Every day, I say a little prayer asking God to help me live with open hands and an open heart — to surrender the vice-grip of control and let him guide me where I’m supposed to go. Because of all the things I learned in 2012, the best lesson was that amazing things can happen when you stop trying to stubbornly forge your own path and start being open to new experiences; fly by the seat of your pants a little and just let life happen.

So long, 2012. You’ll be tough to beat, but I have a feeling the best is yet to come.

Responses

  1. […] I casually throw around the term Quarter Life Crisis when describing my mid-20s, but truthfully, I was in a dark place. The flower shop gave me a fresh start: a chance to flex my creative muscles, put my business […]

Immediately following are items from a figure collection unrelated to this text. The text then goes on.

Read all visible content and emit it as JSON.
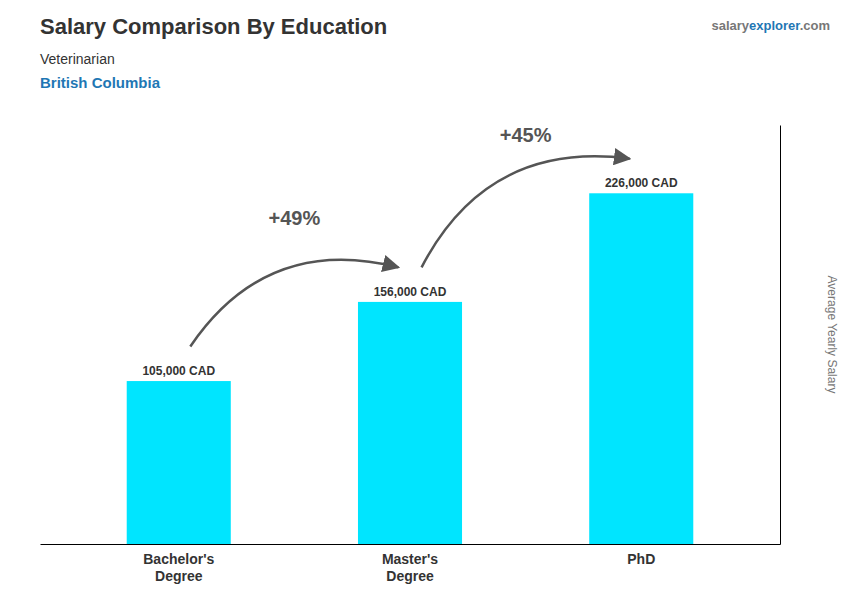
{
  "chart_data": {
    "type": "bar",
    "title": "Salary Comparison By Education",
    "subtitle": [
      "Veterinarian",
      "British Columbia"
    ],
    "watermark": [
      "salary",
      "explorer",
      ".com"
    ],
    "ylabel": "Average Yearly Salary",
    "categories": [
      "Bachelor's\nDegree",
      "Master's\nDegree",
      "PhD"
    ],
    "values": [
      105000,
      156000,
      226000
    ],
    "value_labels": [
      "105,000 CAD",
      "156,000 CAD",
      "226,000 CAD"
    ],
    "annotations": [
      "+49%",
      "+45%"
    ],
    "color": "#00e5ff",
    "ylim": [
      0,
      270000
    ],
    "grid": false,
    "data_labels": true,
    "tick_labels": "x"
  }
}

  2. And all the best for 2014 :-)

  3. Reading this one year later…. Thank you. Your honest revelations resonated with me. I needed this. L

  4. […] A lot of things are happening that are beyond our control, but we can control the way we deal with them. I’m dealing with cocktails, hot baths, and lots of prayer that everything will work out exactly the way it’s supposed to. Open hands. […]

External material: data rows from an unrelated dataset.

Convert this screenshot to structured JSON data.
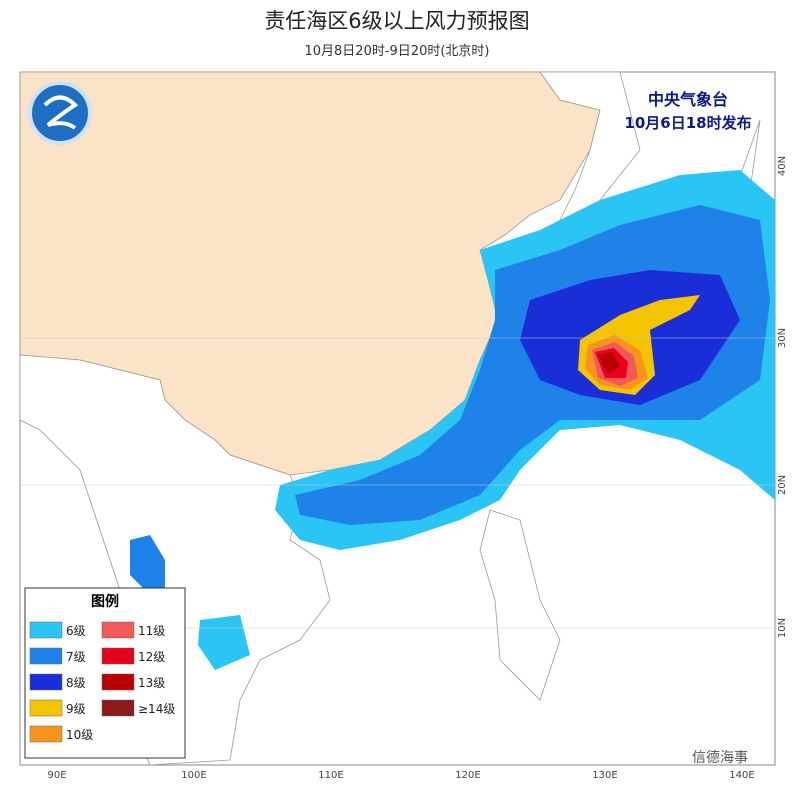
{
  "header": {
    "title": "责任海区6级以上风力预报图",
    "subtitle": "10月8日20时-9日20时(北京时)"
  },
  "issuer": {
    "name": "中央气象台",
    "time": "10月6日18时发布"
  },
  "legend": {
    "title": "图例",
    "items": [
      "6级",
      "7级",
      "8级",
      "9级",
      "10级",
      "11级",
      "12级",
      "13级",
      "≥14级"
    ]
  },
  "axes": {
    "lon": [
      "90E",
      "100E",
      "110E",
      "120E",
      "130E",
      "140E"
    ],
    "lat": [
      "40N",
      "30N",
      "20N",
      "10N"
    ]
  },
  "watermark": "信德海事"
}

  5. […] soft stretchy leggings, a long [read: bum-covering] tunic or sweater, and flats. If 23-year old corporate Keira could see me now, she’d shake her head in […]

  6. So beautifully written. I totally can identify to a lot of those experiences. Contentment is a beautiful thing isn’t it? Enjoy the happy~ :)

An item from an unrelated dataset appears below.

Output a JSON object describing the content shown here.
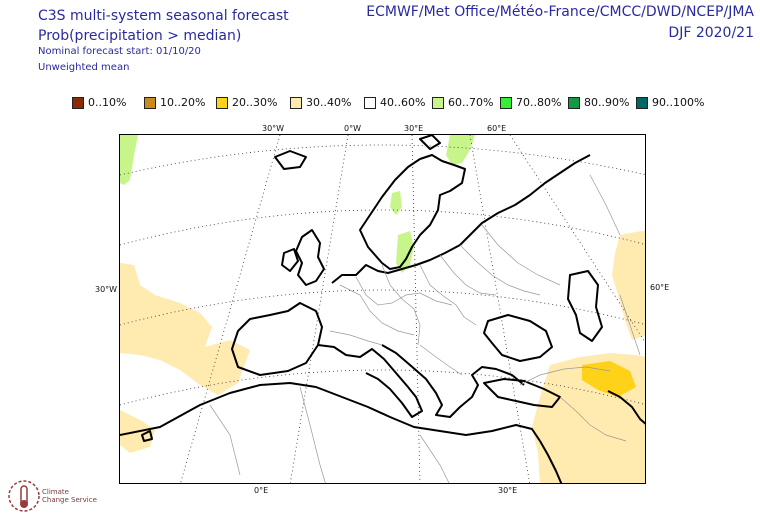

    1. It really, really is. Thank you so much!

  7. I love this post. I went through the same thing of trying to fit into the corporate world and when that failed, trying to fit into my parents’ law enforcement world. It was crazy. I just finished my first year of owning my own business as a Wedding Photographer and I couldn’t be happier. 2013 is going to be a great year! Keep up the amazing work!

    1. Good for you, Kimberly! Branching out and doing something on your own is the scariest thing ever, especially when everyone around you is telling you “why it won’t work.” But when you put in the blood, sweat, and tears you can be successful at whatever you put your mind to! Wishing you the best of luck in your business in 2013!

  8. Refreshing. My favorite blogs are the ones where the writers share parts of themselves, not just pretty pictures. APP is always a must-read for me! Life has a funny way of working itself out, doesn’t it? After an incredibly rough 2012, I am so excited for 2013. The possibilities are endless! xox.

    1. Thank you for the sweet words of encouragement. Keep your chin up, Kate! I hope 2013 is a fresh start for you!!

  9. Love love this post! Such honest writing. So sorry you had to go through so much turmoil at such a young age, so glad you found something you love and are passionate about!
    The only way is forward…way to go!

    1. “The only way is forward,” is a great mantra! Thank you for the support!

  10. Love this post Keira! I started to get that awful “Doctor (fill in one of many names here) is coming down the hallway again” clammy hands feeling when you were talking about our adventures in healthcare marketing (or is it health care? ;P). You have really made a fabulous life for yourself and I couldn’t be more proud. I hope in two years I can write something just like this.

    1. Aww, thanks Kate! Love you!!

  11. […] Live with open hands. […]

  12. What an amazing post! The best I’ve read on your blog, hands down. Thanks so much for the honesty, and you should be so proud to be where you are now! As a recent college graduate trying to figure out it’s tough, and I definitely don’t have a handle on it. But good things will come a long and you have to keep trucking, just as you learned. And I’ll remember this post next time I’m feeling too stressed out – that maybe the right thing will come along sooner than later. Happy 2013!

  13. Such a great post, and one that I can whole heatedly relate to. I too am suffering a “quarter life crisis” and hope to find my own path to happiness and job contentment soon. Your story has been inspiring, so thanks for that and happy new year :-)

  14. This is the first post I will ever read on your blog……Thanks for being one of the first of my great experiences this year. – Discover new, interesting and inspiring people (check) –

  15. One of my favorite posts of yours to date. God has a way of making us throw our plans up in the air.